Are there any other better normalization strategies for such experiments?
Is it valid to visualize this data by computing Z-Scores? I have this question for the following reasons:
- because the Z Score is computed on Fold Change which is essentially a positive value.
- unlike RNA Seq the expression of each gene is measured individually (more like qRT PCR for each gene).
PS: If I complicated the experiment design (above) for , then to simplify, I have qRT PCR measurements for many genes in different conditions. Essentially this is expression values and my question is about how to normalize and visualize this data? Computing Fold Change from Control and then applying Z Score... Is it valid?
Suggestions welcome! Thank you very much!
Are you just visualizing this data or are you going to try to do anything else with it (in its transformed form). BTW, have you considered taking the log2(fold-change) instead? That would be better for visualization (and probably transformation too).

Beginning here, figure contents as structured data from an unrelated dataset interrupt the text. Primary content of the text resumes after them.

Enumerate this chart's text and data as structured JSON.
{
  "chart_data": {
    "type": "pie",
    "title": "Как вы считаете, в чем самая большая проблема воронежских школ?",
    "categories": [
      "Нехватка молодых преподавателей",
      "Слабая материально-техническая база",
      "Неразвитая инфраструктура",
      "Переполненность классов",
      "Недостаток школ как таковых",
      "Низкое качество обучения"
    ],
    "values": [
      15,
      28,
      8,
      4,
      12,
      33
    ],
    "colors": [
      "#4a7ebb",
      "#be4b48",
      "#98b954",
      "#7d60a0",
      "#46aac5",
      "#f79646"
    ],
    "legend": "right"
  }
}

Visualization is not the key point, though that is one of the objective. The key thing is we need to normalize the data to be able to compare them against each other. This is something I feel would be correct to do, before concluding something biologically.
Why don't you just directly compare the fold-changes (or log2 of them)? That would seem simpler. My guess is that you have samples across plates and don't have anything constant on a plate to standardize against, in which case you're pretty much screwed. It's a bit difficult to give you any really good advice without actually knowing how the experiment was done and the exact comparisons you want to make (with information about how things were split over plates included). Don't worry about that being "too complicated", some of us have done enough molecular biology in our lives that that's not a problem.